Craig Silvey on his new book, Honeybee
Honeybee is the long-awaited follow-up to Jasper Jones from Western Australian author CRAIG SILVEY. As MAX LEWIS writes, it’s a tender look at adolescence, identity and friendship that is well worth the wait.
As we get older, our adolescence becomes a distant, perhaps buried memory. We forget the confounding new emotions, the awkward ways our bodies shift, the times when our innocent vision of the world is snatched away, even for a moment. Maybe it’s our desire to remember, and be humbled by, our lost youth that makes books like Jasper Jones so popular. Craig Silvey’s sophomore book captured hearts worldwide with its tender yet confronting look at dysfunctional families and the pain of being an outsider. His newest book Honeybee explores similar themes to shed light on an under-represented and misunderstood group of people. As Craig tells me, it all began on a bridge.
‘A couple of years ago, my brother was driving home after picking up his partner from the airport. As they drove across an overpass, he noticed a teenager standing on the other side of the railing, looking down.’
Craig’s brother called the police, while his partner cautiously approached the person to talk them down. Eventually, Craig says, the teenager shared why they were up there.
‘They were transgender. They had no network of support. They had been abandoned by their family, and they saw no pathway that led beyond their anguish and pain.’
Emergency personnel arrived and pulled the teenager over the edge to safety. Over the following days, Craig and his brother attempted to reconnect with them, to no avail. Despite never having met this young person, their story stuck with Craig.
‘Since I could hold a pen, I’ve processed my thoughts and digested my emotions with pen and paper. It felt natural to write about it, and I wanted to better educate myself about the challenges faced by trans people.’
Honeybee begins much in the same way: a 14-year-old, Sam, standing outside the railing of a bridge. On the opposite end, Vic, a man past his prime, smokes his final cigarette. Across the bridge, their eyes meet.
‘Two very different people,’ Craig says, ‘brought together by the same devastating intention.’
Sam and Vic form an unlikely bond and privately commit to the task of keeping each other alive. Vic shares that he’s lost the will to live following the death of his wife and soulmate, Edith. Sam keeps him company, grateful for the opportunity to express her love of cooking, and to get away from her drug-addicted mother and criminal stepfather. The freedom from her homelife, however, forces her to confront an aspect of herself that she has long tried to bury: the fact she was born in the wrong body.
‘In telling Sam’s story, it’s not my intention to present a definitive account of being transgender,’ Craig tells me. ‘This is Sam’s story, specific to her character and the domestic pressures she is under. That said, when it comes to Sam’s dysphoria and expressions of her identity, there is no creative license on my part – every word is informed by research and reportage.’

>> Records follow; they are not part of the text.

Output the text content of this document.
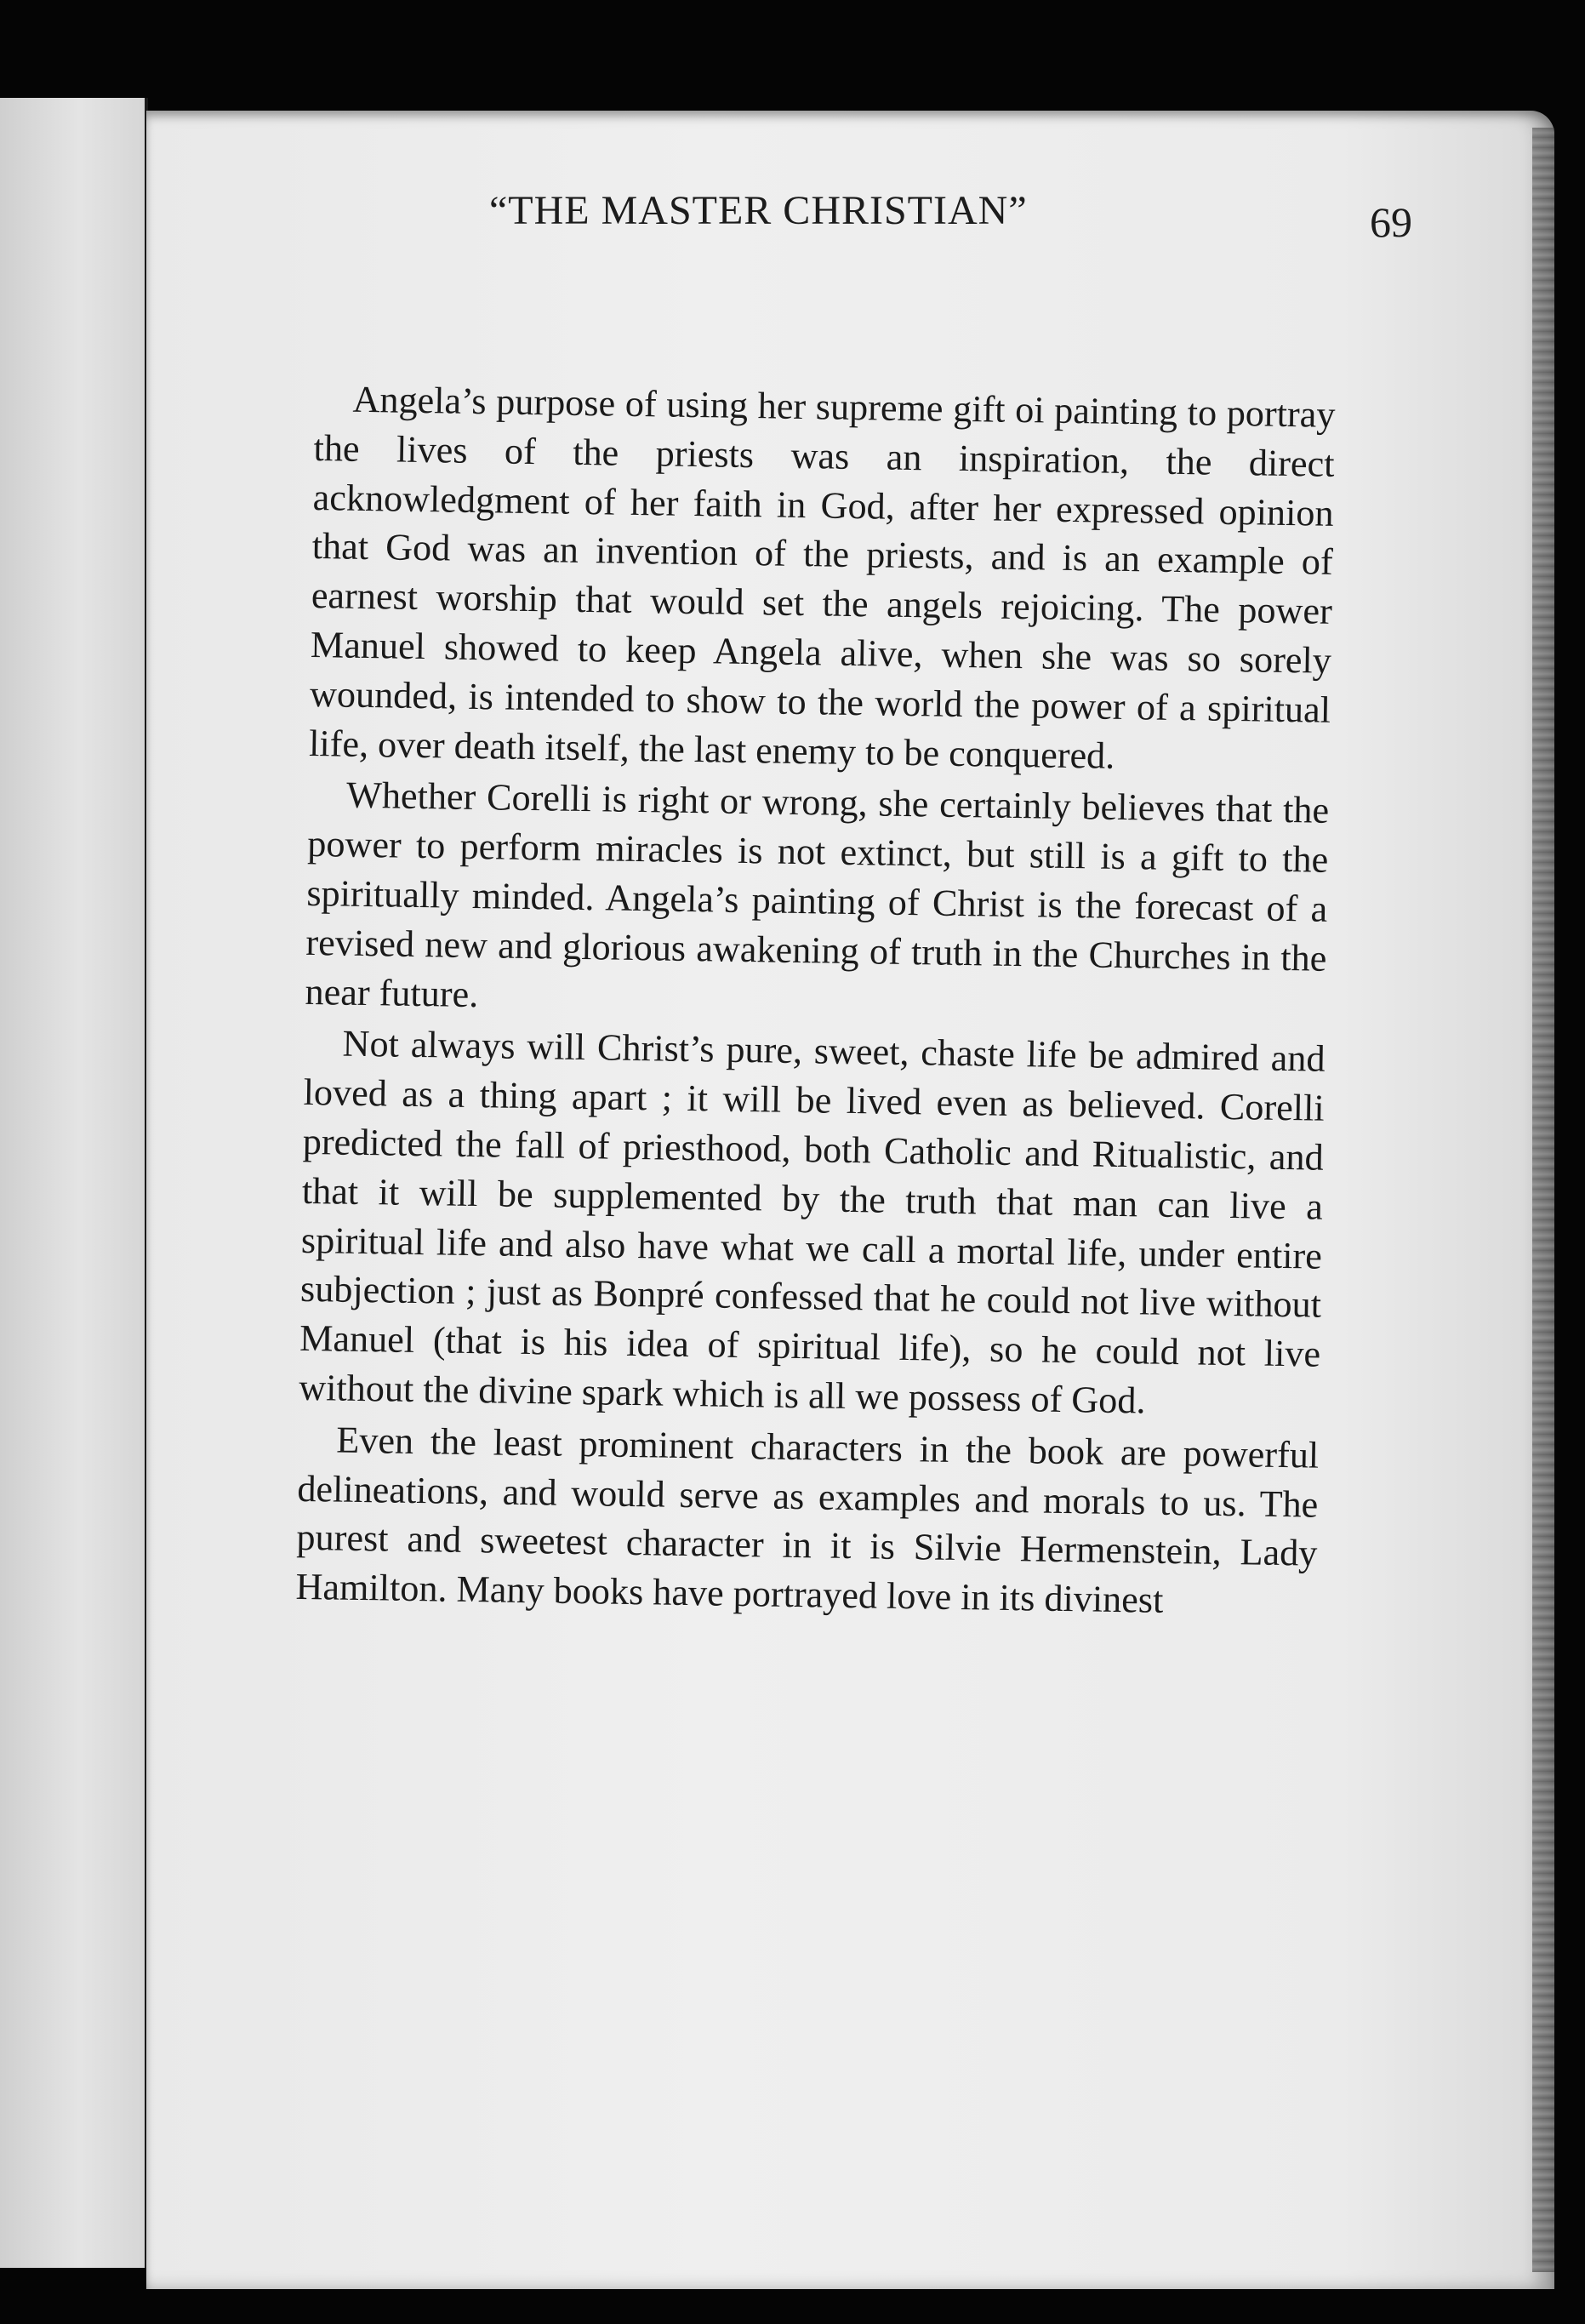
“THE MASTER CHRISTIAN”	69

Angela’s purpose of using her supreme gift oi painting to portray the lives of the priests was an inspiration, the direct acknowledgment of her faith in God, after her expressed opinion that God was an invention of the priests, and is an example of earnest worship that would set the angels rejoicing. The power Manuel showed to keep Angela alive, when she was so sorely wounded, is intended to show to the world the power of a spiritual life, over death itself, the last enemy to be conquered.

Whether Corelli is right or wrong, she certainly believes that the power to perform miracles is not extinct, but still is a gift to the spiritually minded. Angela’s painting of Christ is the forecast of a revised new and glorious awakening of truth in the Churches in the near future.

Not always will Christ’s pure, sweet, chaste life be admired and loved as a thing apart ; it will be lived even as believed. Corelli predicted the fall of priesthood, both Catholic and Ritualistic, and that it will be supplemented by the truth that man can live a spiritual life and also have what we call a mortal life, under entire subjection ; just as Bonpré confessed that he could not live without Manuel (that is his idea of spiritual life), so he could not live without the divine spark which is all we possess of God.

Even the least prominent characters in the book are powerful delineations, and would serve as examples and morals to us. The purest and sweetest character in it is Silvie Hermenstein, Lady Hamilton. Many books have portrayed love in its divinest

Over the course of the novel, Sam meets new people and has new experiences that challenge her perceptions of the world and her place in it. Among these is Peter – a nurse by day, the queen Fella Bitzgerald by night – who introduces Sam to the glamorous world of drag. Later, she tries to bury her gender questioning and masculinise herself by lifting weights and becoming increasingly involved in her stepdad’s extortion racket. Regardless of gender identity, Sam’s struggle to accept herself will be achingly familiar to those who have felt like an outsider.
When it comes to the telling of trans stories, there’s often discussion on who gets to tell them (the documentary Disclosure on Netflix is fascinating insight into this). After all, nobody knows the trans experience – the good and the bad – better than trans people themselves. That being said, there is some benefit to an outside perspective filtering these stories, shaping them to help the majority better understand them. Many readers may not pick up a book from a transgender author, but they will surely pick up the new novel from the author of Jasper Jones. With Honeybee, Craig hopes to use his platform as a writer for this very purpose.
‘It’s my sincere hope that in telling Sam’s story I might offer readers an emotional context through which they can deepen their understanding of the challenges faced by young trans people in Australia. And I hope that trans and non-binary readers can read Honeybee and identify with Sam’s story, and feel represented, visible, recognised and respected.’